Fault injection overview

A fleet of 50,000 devices is never perfectly healthy. Some refuse logins, some drop mid-transfer, some crawl, some return garbage. rcfg-sim can inject these faults on purpose so you can test how your tooling copes.

Two flags control fault injection:

FlagDefaultPurpose
--fault-types"" (none)Comma-separated list of faults to enable
--fault-rate0.0Probability [0,1] that an enabled fault fires per event
Terminal window
./bin/rcfg-sim \
--listen-ip 127.0.0.1 --port-start 12000 --port-count 100 \
--manifest /tmp/rcfg-test/manifest.csv \
--host-key /tmp/rcfg-test/hostkey \
--fault-rate 0.05 \
--fault-types "auth_fail,slow_response"

This enables two fault types, each with a 5% chance of firing on a relevant event.
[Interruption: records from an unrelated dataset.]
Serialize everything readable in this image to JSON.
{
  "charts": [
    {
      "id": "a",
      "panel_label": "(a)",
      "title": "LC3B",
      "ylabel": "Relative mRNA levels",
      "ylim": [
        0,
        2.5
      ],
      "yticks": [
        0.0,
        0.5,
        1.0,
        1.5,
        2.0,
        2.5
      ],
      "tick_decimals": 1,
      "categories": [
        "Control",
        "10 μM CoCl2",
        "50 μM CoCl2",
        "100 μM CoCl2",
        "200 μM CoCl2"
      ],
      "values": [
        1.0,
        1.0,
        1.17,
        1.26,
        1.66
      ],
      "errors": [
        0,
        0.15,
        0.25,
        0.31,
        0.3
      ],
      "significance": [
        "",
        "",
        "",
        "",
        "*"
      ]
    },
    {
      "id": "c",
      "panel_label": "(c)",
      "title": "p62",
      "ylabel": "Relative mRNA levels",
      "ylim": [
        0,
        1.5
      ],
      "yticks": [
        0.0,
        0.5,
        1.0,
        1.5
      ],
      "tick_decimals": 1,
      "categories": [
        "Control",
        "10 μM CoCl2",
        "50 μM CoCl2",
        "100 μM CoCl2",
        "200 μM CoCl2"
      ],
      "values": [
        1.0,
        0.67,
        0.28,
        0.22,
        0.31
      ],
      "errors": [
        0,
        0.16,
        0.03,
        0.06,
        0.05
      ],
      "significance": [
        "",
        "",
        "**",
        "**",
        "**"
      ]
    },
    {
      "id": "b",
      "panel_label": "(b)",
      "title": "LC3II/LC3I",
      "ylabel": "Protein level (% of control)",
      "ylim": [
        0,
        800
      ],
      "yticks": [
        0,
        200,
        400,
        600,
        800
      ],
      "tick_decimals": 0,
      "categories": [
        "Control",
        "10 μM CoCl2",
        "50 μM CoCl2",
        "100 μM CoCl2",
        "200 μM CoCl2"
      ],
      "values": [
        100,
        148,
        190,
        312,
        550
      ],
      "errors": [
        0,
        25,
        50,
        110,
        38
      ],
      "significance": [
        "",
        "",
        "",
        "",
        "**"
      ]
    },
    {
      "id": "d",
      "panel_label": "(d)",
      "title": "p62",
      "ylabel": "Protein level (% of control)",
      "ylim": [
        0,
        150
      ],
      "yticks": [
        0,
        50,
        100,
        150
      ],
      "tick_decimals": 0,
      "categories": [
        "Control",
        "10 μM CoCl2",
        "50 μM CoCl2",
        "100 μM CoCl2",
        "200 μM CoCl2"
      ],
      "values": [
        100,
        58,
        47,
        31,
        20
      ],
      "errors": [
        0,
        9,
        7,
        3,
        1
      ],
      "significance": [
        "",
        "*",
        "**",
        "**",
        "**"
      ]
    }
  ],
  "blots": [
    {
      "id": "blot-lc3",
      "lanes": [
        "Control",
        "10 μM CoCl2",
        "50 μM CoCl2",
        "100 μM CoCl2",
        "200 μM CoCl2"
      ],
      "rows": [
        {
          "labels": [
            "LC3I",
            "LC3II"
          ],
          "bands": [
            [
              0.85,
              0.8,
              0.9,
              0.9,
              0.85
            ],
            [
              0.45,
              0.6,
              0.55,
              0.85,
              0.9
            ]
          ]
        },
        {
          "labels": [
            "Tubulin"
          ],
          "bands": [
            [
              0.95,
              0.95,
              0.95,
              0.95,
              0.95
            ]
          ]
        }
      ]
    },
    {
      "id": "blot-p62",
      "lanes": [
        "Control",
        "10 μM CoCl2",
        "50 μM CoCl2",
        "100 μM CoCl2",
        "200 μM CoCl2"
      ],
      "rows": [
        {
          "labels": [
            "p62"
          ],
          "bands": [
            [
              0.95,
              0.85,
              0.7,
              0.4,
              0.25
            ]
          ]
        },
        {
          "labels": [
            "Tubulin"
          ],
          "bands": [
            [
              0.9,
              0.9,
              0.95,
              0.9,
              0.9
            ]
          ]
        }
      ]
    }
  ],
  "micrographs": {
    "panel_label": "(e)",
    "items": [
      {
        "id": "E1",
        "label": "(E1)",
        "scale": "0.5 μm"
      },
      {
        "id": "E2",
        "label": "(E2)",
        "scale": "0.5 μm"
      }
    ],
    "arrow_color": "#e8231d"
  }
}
With the default --fault-rate 0.0, no faults fire regardless of --fault-types — fault injection is off by default and has negligible overhead when disabled.

Faults are rolled per relevant event (an auth attempt, a command, a config stream) using a per-session RNG seeded from the session ID plus a timestamp. The result:

  • Deterministic within a session — a given session behaves consistently.
  • Random across the fleet — different sessions hit different faults, so aggregate behaviour is realistically varied.

Every fault activation increments rcfgsim_faults_injected_total{type="..."}, so you can confirm faults are firing at the rate you expect and correlate them with your tool’s error handling. See the metrics reference.